You can probably spot some holes in this defense. The string of buoys, anchored to the bottom of the river with netting to discourage migrants from attempting to swim underneath, lines the river at its midway point; it is parallel to the current. If a corpse was found caught amid the buoys then it was not merely “floating” there—it was snagged. That migrants would be snagged by the buoys and potentially drowned was precisely the scenario critics warned of and Texas officials implausibly claimed wouldn’t happen. That the buoys were intended to force migrants to attempt more dangerous crossings, which would increase river deaths both upstream and downstream, was also predicted from the beginning.
Indeed, injuries have been escalating in the Eagle Pass area where Texas has built its buoy and razor wire traps, just as predicted.

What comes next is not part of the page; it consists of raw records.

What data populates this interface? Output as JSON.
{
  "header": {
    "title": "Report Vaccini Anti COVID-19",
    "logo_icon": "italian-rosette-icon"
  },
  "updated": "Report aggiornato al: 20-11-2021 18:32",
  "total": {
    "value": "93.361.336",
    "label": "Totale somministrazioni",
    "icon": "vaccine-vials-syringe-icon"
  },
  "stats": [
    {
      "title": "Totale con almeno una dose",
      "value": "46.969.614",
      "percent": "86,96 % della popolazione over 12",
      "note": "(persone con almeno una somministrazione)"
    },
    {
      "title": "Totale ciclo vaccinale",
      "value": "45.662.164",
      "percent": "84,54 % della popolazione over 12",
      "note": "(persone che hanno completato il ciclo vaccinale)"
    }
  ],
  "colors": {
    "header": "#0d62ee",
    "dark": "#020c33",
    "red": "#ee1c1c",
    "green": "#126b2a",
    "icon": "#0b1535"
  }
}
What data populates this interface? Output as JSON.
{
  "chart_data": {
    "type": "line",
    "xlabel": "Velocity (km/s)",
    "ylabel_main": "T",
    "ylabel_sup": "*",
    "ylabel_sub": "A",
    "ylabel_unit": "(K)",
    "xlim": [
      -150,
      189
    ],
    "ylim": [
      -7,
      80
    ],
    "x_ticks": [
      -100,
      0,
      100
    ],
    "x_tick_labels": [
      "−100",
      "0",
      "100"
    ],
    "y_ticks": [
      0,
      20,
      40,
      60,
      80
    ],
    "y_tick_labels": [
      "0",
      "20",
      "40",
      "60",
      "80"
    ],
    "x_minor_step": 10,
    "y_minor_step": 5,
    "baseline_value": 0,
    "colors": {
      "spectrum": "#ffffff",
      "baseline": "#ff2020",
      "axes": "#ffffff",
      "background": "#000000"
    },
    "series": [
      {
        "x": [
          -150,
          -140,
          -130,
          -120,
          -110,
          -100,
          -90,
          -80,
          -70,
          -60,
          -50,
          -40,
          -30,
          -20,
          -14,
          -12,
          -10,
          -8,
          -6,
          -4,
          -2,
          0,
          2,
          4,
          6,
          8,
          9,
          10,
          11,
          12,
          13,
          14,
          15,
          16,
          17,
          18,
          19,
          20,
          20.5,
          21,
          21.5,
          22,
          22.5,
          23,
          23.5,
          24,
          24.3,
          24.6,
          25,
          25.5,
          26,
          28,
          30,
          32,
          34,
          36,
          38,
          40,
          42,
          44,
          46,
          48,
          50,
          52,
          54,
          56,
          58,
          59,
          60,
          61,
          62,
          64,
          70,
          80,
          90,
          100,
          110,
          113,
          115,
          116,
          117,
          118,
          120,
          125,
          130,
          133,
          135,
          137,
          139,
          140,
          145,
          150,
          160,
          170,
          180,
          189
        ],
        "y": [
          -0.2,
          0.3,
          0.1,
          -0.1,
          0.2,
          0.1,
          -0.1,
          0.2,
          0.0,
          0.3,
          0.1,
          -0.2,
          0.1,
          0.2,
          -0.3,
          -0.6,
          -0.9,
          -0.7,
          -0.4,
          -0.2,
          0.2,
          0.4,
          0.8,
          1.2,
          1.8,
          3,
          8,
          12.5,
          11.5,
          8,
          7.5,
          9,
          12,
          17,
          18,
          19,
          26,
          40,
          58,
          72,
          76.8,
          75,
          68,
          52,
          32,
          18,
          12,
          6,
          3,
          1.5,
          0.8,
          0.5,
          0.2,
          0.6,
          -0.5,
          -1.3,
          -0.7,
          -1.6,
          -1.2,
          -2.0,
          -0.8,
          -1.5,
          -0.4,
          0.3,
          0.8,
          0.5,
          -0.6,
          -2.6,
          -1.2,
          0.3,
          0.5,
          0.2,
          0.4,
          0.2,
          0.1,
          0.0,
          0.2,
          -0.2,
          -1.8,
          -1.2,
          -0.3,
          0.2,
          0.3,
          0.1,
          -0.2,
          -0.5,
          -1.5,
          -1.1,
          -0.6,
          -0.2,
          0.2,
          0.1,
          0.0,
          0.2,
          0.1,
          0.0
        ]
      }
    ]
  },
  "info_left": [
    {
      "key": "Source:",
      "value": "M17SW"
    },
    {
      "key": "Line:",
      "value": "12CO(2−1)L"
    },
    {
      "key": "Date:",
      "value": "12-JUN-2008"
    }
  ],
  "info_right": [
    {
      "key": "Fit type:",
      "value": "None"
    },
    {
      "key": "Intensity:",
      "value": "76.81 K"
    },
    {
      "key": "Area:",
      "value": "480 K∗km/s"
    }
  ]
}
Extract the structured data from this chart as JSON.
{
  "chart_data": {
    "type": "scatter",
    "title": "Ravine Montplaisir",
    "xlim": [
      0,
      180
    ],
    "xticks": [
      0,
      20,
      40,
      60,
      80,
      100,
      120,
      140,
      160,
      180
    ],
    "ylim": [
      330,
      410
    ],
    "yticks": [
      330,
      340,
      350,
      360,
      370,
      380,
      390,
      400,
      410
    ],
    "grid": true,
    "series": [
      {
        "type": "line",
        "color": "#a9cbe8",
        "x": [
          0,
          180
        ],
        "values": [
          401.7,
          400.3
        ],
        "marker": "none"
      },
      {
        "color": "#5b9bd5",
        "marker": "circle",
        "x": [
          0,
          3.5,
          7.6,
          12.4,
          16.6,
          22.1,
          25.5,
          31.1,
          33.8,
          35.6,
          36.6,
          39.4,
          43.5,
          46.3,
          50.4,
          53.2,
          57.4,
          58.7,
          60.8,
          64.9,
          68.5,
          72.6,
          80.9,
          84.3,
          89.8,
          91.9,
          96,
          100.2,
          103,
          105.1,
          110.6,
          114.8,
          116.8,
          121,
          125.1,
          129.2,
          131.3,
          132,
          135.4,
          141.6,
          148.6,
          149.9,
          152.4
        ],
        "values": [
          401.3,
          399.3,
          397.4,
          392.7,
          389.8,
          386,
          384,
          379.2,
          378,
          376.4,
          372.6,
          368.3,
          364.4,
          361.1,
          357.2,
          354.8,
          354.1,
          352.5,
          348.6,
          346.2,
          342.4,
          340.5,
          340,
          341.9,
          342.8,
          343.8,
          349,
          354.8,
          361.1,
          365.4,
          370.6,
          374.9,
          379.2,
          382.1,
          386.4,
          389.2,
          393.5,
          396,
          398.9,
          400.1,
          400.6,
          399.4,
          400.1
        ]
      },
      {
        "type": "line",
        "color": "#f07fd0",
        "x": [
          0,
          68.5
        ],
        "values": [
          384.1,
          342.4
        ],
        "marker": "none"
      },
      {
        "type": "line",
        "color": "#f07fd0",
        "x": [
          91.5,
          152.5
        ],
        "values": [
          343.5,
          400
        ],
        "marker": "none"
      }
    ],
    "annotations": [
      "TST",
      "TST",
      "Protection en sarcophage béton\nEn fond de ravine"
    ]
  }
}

Curiously, despite McCraw’s statement that “personnel” are posted along the barrier at all times, apparently none of those personnel noted a corpse floating down the river and into the buoys they were supposed to be monitoring. The body was found only after it had become snagged, and we don’t know how long the body was there before it was discovered.
That apparent delay in finding the body doesn’t suggest that Texas has enough “personnel posted” to monitor, much less speedily rescue, migrants snagged by the buoy traps. And that’s noteworthy because the Texas border traps aren’t just acting as dangerous obstacles to already-desperate migrants, but preventing federal Border Patrol agents from accessing parts of the river and attempting rescues of swimmers in distress.
There’s no solid evidence yet for the state official’s declaration that the first body found caught in Abbott’s mid-river buoy trap was that of a child who drowned elsewhere but only by happenstance ended up snagged against the buoys. It might be true; it might not be true. The Texas government has a history of lying its ass off about everything pertaining to the buoys, insisting despite all evidence that the “deterrent” will not increase deaths. The federal government is suing Texas for the removal of the traps, which are illegal both by treaty and by U.S. law, but Abbott has vowed to keep them in place.
He’s not just risking the lives of migrants. Emergency responders on the U.S. side of the border will, sooner or later, be snagged in the same underwater or reed-hidden razor wire that’s injuring immigrants, and when that happens the Texas Department of Public Safety will be hard-pressed to cobble together one of its typically sneering defenses.